Looks like the rattier younger brother of a Kaiser-Darrin. I think the wndshield is upside down.and the 3/4 rear profile behind the wheel makes me think Kurtis
http://www.tamsoldracecarsite.net/REZYKurtisPontiacCotati.JPG
I’d swear that steering wheel is from a glasstron boat , it looks almost identical to the wheel in my 56 fireflite
as for the rest of the car it’s kinda ugly but in a unique way
I remember seeing this car (It has to be this one, I can’t imagine another being built) in an unfinished condition back in the late 1960s in Central Virginia. It was sharing a garage with a 1939 Packard 120 opera coupe I was interested in buying (I didn’t – it had badly repaired rear body & frame damage, and the $900 price was way too high!)
When I saw it, it was not yet painted, and it was easy to see the various STEEL body parts that had been grafted onto the shell. If my memory is correct, It did have a Studebaker coupe rear window and surrounding body sheet metal, the MGA rear clip, And the doors started out life as Triumph TR-3 units, highly modified and updated with GM latches. The dash parts are all 50s Studebaker, except for the V8 Packard ash tray in the center. The radio opening is exactly right for the Stude radio too. The intake manifold/carb/air cleaner are from an earlier Stude (53-55), probably used to allow the lower hood line. The chassis & suspension also looks like Studebaker too. The ad says it’s a 260, but is probably the 259.
My vote is it’s a one-of-a-kind. Since I was only interested in the Packard, I never asked about this car, nor did I take pictures. I thought it was fugly at the time, and my opinion hasn’t changed!
no disrespect, but for someone who allegedly saw the car in passing, and didn’t ask any questions about it, you seem to know a lot of details that the builder would know. Are you sure this isn’t your own red headed stepchild?

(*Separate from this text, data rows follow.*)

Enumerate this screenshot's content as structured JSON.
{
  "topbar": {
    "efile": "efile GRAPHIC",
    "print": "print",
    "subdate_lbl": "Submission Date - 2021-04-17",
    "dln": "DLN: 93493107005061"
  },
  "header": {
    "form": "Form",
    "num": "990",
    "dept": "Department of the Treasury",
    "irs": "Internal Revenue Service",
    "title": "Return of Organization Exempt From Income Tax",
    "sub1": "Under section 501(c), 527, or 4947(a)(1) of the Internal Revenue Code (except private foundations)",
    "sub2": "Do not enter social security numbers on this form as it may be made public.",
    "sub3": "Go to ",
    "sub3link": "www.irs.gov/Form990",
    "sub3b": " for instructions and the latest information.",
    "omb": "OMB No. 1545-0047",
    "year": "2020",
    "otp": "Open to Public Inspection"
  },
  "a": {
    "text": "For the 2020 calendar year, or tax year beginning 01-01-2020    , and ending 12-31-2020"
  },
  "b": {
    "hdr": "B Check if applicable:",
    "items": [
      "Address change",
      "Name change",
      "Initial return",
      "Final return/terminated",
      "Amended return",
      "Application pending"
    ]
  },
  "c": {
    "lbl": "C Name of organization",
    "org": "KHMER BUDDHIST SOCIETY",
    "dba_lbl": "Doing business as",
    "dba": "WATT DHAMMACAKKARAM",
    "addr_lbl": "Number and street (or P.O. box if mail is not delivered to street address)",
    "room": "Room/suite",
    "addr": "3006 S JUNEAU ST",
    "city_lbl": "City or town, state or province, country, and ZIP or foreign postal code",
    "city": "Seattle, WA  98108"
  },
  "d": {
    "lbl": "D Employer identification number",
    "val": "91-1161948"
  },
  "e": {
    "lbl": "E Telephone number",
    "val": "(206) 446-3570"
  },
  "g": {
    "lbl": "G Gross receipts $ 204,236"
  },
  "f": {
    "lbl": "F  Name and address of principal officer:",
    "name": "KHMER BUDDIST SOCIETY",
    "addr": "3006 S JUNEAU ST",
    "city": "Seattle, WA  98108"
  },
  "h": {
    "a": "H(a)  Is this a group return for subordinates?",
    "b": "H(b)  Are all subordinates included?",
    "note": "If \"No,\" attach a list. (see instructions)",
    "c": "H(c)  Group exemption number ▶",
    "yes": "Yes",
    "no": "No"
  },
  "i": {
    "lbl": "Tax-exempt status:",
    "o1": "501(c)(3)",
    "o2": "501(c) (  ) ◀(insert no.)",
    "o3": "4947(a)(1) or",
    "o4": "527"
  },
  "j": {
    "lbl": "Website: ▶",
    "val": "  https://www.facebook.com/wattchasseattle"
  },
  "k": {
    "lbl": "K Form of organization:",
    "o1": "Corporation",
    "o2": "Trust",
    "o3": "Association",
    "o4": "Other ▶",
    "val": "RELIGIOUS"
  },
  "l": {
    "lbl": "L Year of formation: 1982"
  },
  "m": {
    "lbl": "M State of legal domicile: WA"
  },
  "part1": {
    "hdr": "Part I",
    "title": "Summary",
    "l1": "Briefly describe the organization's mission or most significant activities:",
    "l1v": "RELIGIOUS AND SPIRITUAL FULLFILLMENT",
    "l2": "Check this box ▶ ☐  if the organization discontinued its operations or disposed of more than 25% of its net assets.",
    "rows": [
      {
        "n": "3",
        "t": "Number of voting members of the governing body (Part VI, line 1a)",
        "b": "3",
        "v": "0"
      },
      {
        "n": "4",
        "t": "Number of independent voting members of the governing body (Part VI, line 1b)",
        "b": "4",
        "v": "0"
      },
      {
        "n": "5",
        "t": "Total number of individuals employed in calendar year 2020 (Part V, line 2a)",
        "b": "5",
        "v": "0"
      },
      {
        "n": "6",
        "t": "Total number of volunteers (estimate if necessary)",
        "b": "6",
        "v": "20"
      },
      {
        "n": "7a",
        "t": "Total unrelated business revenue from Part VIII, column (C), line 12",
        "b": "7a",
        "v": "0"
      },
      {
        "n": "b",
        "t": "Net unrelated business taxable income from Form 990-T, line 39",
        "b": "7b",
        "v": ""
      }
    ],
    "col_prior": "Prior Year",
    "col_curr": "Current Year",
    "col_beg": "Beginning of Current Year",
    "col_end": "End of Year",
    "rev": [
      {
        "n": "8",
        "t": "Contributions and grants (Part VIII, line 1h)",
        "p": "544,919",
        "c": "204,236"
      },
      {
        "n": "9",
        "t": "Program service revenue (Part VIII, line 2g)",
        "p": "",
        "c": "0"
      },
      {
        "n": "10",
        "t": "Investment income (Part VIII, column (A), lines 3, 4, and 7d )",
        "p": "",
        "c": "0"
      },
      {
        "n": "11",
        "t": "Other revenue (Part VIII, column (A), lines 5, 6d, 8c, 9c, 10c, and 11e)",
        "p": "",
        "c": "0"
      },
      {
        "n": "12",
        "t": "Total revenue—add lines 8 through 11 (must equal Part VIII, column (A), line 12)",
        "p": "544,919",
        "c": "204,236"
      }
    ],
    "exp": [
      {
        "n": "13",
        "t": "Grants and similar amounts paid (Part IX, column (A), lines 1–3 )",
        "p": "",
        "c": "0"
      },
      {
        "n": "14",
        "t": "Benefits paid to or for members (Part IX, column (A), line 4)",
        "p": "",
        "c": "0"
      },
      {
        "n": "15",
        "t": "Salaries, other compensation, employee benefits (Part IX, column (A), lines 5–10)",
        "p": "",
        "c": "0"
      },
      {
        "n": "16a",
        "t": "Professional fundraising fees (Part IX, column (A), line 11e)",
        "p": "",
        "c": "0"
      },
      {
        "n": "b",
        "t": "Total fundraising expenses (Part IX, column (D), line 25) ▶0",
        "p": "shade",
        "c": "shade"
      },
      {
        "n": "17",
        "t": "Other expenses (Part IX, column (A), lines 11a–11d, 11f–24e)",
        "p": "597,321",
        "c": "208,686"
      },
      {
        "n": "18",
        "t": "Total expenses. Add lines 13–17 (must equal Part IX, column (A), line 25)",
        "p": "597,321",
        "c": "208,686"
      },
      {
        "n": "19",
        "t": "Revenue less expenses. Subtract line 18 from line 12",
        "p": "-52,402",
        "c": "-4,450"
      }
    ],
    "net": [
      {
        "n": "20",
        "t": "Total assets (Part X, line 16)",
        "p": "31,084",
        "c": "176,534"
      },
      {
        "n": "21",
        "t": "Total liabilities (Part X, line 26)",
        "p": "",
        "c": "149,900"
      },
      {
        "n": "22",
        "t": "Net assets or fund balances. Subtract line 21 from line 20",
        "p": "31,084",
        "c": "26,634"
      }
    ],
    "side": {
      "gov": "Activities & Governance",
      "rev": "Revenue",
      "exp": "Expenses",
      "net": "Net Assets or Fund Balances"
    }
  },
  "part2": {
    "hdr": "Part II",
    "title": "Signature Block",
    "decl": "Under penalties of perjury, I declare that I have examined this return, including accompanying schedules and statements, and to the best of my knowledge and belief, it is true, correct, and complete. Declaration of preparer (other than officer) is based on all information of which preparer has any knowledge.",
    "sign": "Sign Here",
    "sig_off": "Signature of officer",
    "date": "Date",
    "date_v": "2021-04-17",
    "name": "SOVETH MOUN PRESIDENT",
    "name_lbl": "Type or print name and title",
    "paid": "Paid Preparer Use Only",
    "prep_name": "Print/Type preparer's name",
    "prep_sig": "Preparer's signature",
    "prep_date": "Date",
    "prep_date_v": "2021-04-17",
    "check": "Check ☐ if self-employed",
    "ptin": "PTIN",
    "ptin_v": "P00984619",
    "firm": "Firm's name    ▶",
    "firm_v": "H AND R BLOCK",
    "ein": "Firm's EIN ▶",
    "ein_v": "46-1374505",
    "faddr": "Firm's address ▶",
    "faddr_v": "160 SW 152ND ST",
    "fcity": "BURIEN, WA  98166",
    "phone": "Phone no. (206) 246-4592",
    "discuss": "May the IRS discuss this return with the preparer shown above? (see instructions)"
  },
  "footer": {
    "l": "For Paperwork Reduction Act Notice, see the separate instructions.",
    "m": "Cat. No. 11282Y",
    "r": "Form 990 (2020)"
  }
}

And one more comment: Since it’s rear window glass, that “windshield” is not laminated & AS-1 certified. The first little rock that hits it just right will cause the entire window to shatter into thousands of little pieces. It needs to be pulled out & carefully laminated with a plastic coating (like tinting, without the tint), then installed again.
hi Bill surely not if its registered as a 59 as this would be. But you have bought up an interesting thought that intrigues me.
I would have thought the US would not have introduced laminated windsceen laws by 59…correct me if I am wrong. But I do know US was first with many safety features so I am open to learning.
Many fibreglass sportscars including production sportscars had rear screens from other cars which were touighened glass not laminated..I can site one 1959 production sportscar I own a 59 Goggomobil Dart [Aussie] that uses a Renault rear screen [toughened] as its front screen. The screen is roughly the same shape as this screen but far more elegant with a thin brass extrusion around it [thinner than the chrome3 around this one]..which if this one had that would make it a more attractive screen. Although this is not in your country so I may be wrong but I know your country was still selling foreign cars with toughened screens not laminated [Morris Minors] so I would imagine laminated windscreens laws didnt take effect till much later.
Therefore a 59 car that is kept original surely cannot/should not need to upgrade any fitments to car…as long as it was as it was originally produced. I could be totally wrong not knowing your country rules but that would mean every restored vintage car would need modernised fitments..cant see that being true.
Or did by 59 all US built cars must have laminated. Now that would surprise me..but I know many modern safety features were introduced early in US. Interested to know as obviously this car was allowed a toughened screen in the first place in 59.